Das hat aber unvermeidlich eine Kehrseite. Soll Theologie ein Dienstmittel des
Glaubens an der Welt sein, dann muß der Glaube selbst sensibel bleiben für die Lage
der Welt und gewarnt werden vor dem seelischen Bedürfnis nach Weltflucht oder
Abschottung von der Welt. Hier aber entsteht eine aus der Schwäche des Glaubens
und der Realität der Kirche abzuleitende Notwendigkeit für Theologie. Theologie
kann heute ein Mittel gegen Weltflucht des Glaubens oder (was dasselbe, nur von
einer anderen Seite her gesehen, ist) gegen Weltverfall der Kirche sein. Das Bedürfnis
nach Weltflucht ist gerade zur Zeit verständlich, und die Welt- = Machtförmigkeit
der Kirche in unserem Land ein Zeichen tiefster Unglaubwürdigkeit nach innen und
außen. Theologie, die im offenen und doch freien Lernprozeß bei der Weltmacht
Wissen bleibt, kann den Glauben über die jeweils neuesten Verführungen der Welt
und der Macht unterrichten und ihm zeigen, wo die Fallen gestellt sind, in denen er
sich verfängt: Fallen, die gerade ihm, dem Glauben, und ihr, der Kirche, aufgestellt
sind, um sie zu fangen und unschädlich zu machen (z.B. Bergpredigt und
Zweireichelehre in der Zitation von Regierenden, Kirche und Christentum als
Instrumente einer politischen civil religion, Bekämpfung der Wahrnehmung des
Apokalyptischen in der Gegenwart – nach E[rnst] Käsemann: der „Mutter der
christlichen Theologie“ – durch politische Verdrängung usw.). In diesem
Zusammenhang können wir heute den Leitsatz des 1. Paragraphen der K[irchlichen]

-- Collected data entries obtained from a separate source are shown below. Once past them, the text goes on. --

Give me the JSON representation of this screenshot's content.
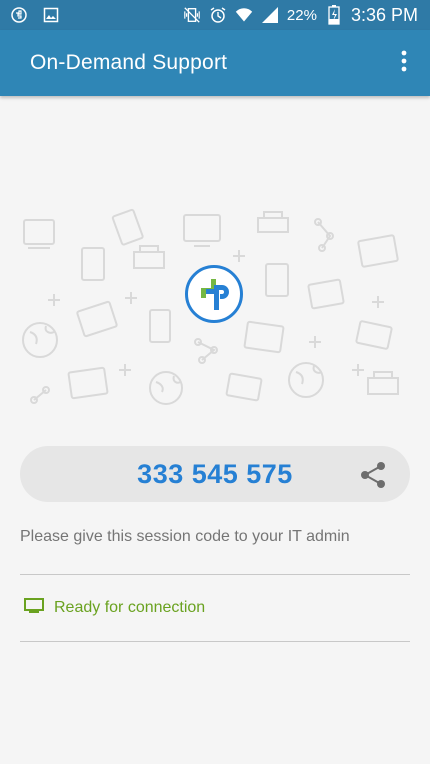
{
  "status_bar": {
    "battery_percent": "22%",
    "time": "3:36 PM",
    "icons": [
      "app-logo-icon",
      "gallery-icon",
      "vibrate-mute-icon",
      "alarm-icon",
      "wifi-icon",
      "signal-icon",
      "battery-charging-icon"
    ]
  },
  "app_bar": {
    "title": "On-Demand Support",
    "menu_icon": "more-vert-icon"
  },
  "session": {
    "code": "333 545 575",
    "share_icon": "share-icon",
    "instruction": "Please give this session code to your IT admin"
  },
  "connection": {
    "icon": "monitor-icon",
    "status_text": "Ready for connection",
    "status_color": "#6aa220"
  },
  "colors": {
    "status_bar": "#2f7aa6",
    "app_bar": "#2f86b6",
    "accent": "#2680d4",
    "logo_green": "#75b743"
  }
}
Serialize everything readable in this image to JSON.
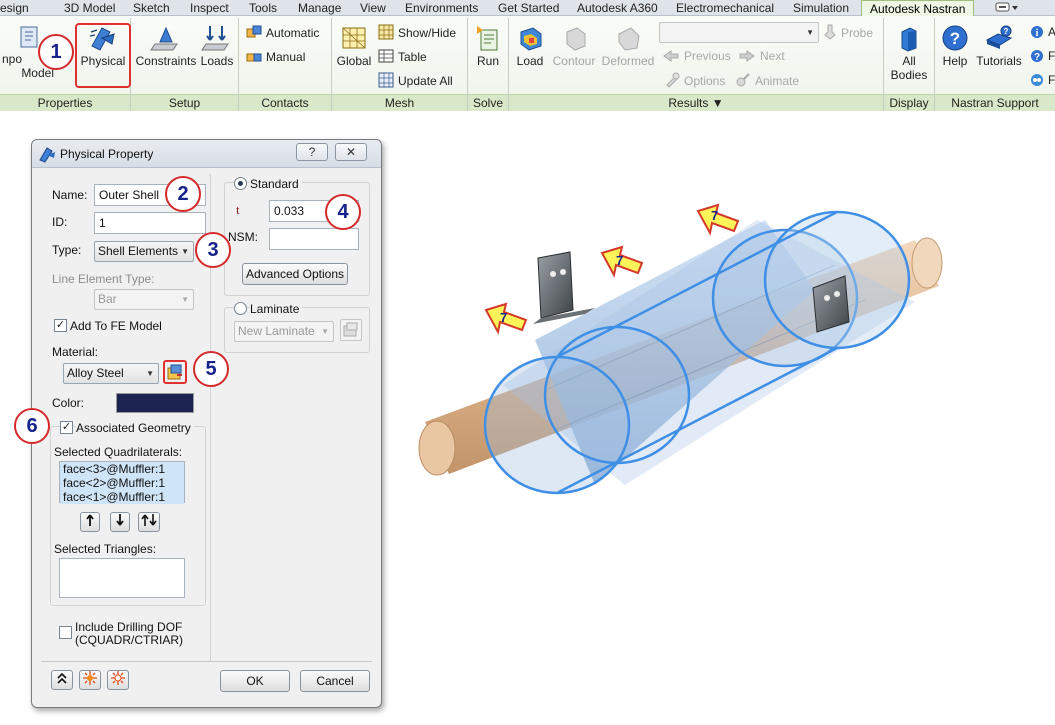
{
  "ribbon_tabs": [
    "esign",
    "3D Model",
    "Sketch",
    "Inspect",
    "Tools",
    "Manage",
    "View",
    "Environments",
    "Get Started",
    "Autodesk A360",
    "Electromechanical",
    "Simulation",
    "Autodesk Nastran"
  ],
  "ribbon_tabs_active": "Autodesk Nastran",
  "ribbon": {
    "import_line1": "npo",
    "import_line2": "Model",
    "physical": "Physical",
    "constraints": "Constraints",
    "loads": "Loads",
    "automatic": "Automatic",
    "manual": "Manual",
    "global": "Global",
    "show_hide": "Show/Hide",
    "table": "Table",
    "update_all": "Update  All",
    "run": "Run",
    "load": "Load",
    "contour": "Contour",
    "deformed": "Deformed",
    "probe": "Probe",
    "previous": "Previous",
    "next": "Next",
    "options": "Options",
    "animate": "Animate",
    "all_line1": "All",
    "all_line2": "Bodies",
    "help": "Help",
    "tutorials": "Tutorials",
    "support_a": "A",
    "support_f1": "F",
    "support_f2": "F"
  },
  "groups": {
    "properties": "Properties",
    "setup": "Setup",
    "contacts": "Contacts",
    "mesh": "Mesh",
    "solve": "Solve",
    "results": "Results ▼",
    "display": "Display",
    "nastran_support": "Nastran Support"
  },
  "dialog": {
    "title": "Physical Property",
    "help_btn": "?",
    "close_btn": "✕",
    "name_label": "Name:",
    "name_value": "Outer Shell",
    "id_label": "ID:",
    "id_value": "1",
    "type_label": "Type:",
    "type_value": "Shell Elements",
    "line_elem_label": "Line Element Type:",
    "line_elem_value": "Bar",
    "add_fe": "Add To FE Model",
    "material_label": "Material:",
    "material_value": "Alloy Steel",
    "color_label": "Color:",
    "color_value": "#1c2350",
    "assoc_geom": "Associated Geometry",
    "sel_quads_label": "Selected Quadrilaterals:",
    "quads": [
      "face<3>@Muffler:1",
      "face<2>@Muffler:1",
      "face<1>@Muffler:1"
    ],
    "sel_tris_label": "Selected Triangles:",
    "drilling_line1": "Include Drilling DOF",
    "drilling_line2": "(CQUADR/CTRIAR)",
    "standard": "Standard",
    "t_label": "t",
    "t_value": "0.033",
    "nsm_label": "NSM:",
    "advanced": "Advanced Options",
    "laminate": "Laminate",
    "laminate_value": "New Laminate",
    "ok": "OK",
    "cancel": "Cancel"
  },
  "callouts": {
    "c1": "1",
    "c2": "2",
    "c3": "3",
    "c4": "4",
    "c5": "5",
    "c6": "6",
    "arrow1": "7",
    "arrow2": "7",
    "arrow3": "7"
  }
}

D[odmatik] von K[arl] Barth aus dem Jahre 1932 unverändert wiederholen:
„Dogmatik ist als theologische Disziplin die wissenschaftliche Selbstprüfung der
christlichen Kirche hinsichtlich des Inhalts der ihr eigentümlichen Rede von Gott.“
Dogmatik ist „Selbstprüfung“, also eine kritische, keine affirmative (d.h. die
Tradition und Gegenwart der Kirche einfach bejahende und kritiklos hinnehmende)

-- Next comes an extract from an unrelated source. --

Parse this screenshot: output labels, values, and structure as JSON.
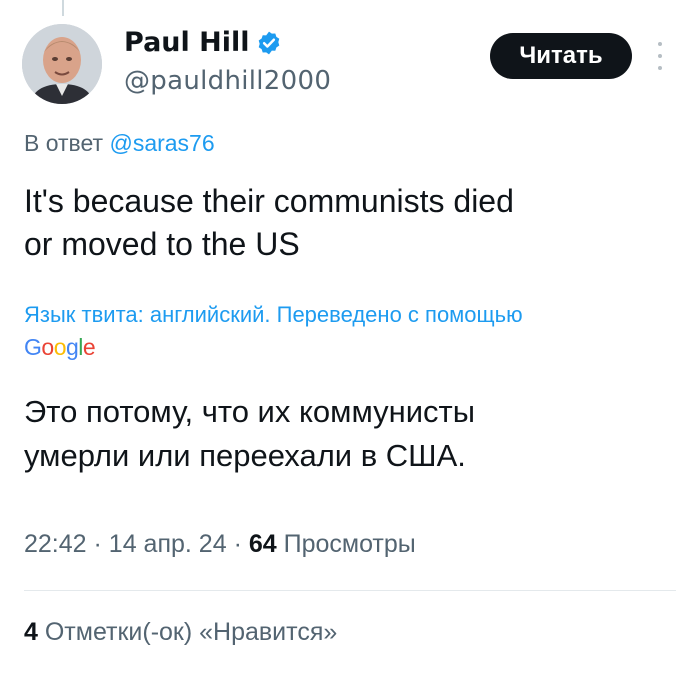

Wissenschaft. Dogmatik ist eine Arbeit der Kirche, d.h. sie arbeitet mit Normen, die
der Kirche eigen und nicht fremd, die ihr innerlich und nicht von außen aufgedrängt
sind. Dogmatik ist eine inhaltsbestimmte, nicht eine vorherrschend methodologische
oder erkenntnistheoretisch interessierte Arbeit. Inhalt, der in der Dogmatik erfragt
wird, ist nicht das menschliche Reden überhaupt, sondern das spezifisch kirchliche
Reden von Gott. Dogmatik erfragt das kirchlich Eigentümliche dieser Rede, d.h. vor
allem das biblisch Eigentümliche. – Die Insistenz auf Kirchlichkeit, Inhaltlichkeit und
Eigentümlichkeit ist nicht Ausdruck einer Selbstbezogenheit und eines
Apartheitsgeistes der Theologie, sondern dient der immer neuen Herausarbeitung
der besonderen Kraft und Substanz, mit der die Theologie einerseits den Glauben an
seine Identität erinnern, andererseits der Welt eben damit im oben beschriebenen
Sinn dienen kann. Die Herausstellung des Eigentümlichen ist Mittel einer
gehaltvollen Kommunikation, aber auch eines gehaltvollen Widerspruchs zur
wissenschaftlich begriffenen Welt.
Das Eigentümliche, Inhaltsreiche, Kräftige, zum Widerspruch Fähige sind nicht diese
oder jene einzelnen Maximen, Vorstellungen, Motive des christlichen Glaubens (z.B.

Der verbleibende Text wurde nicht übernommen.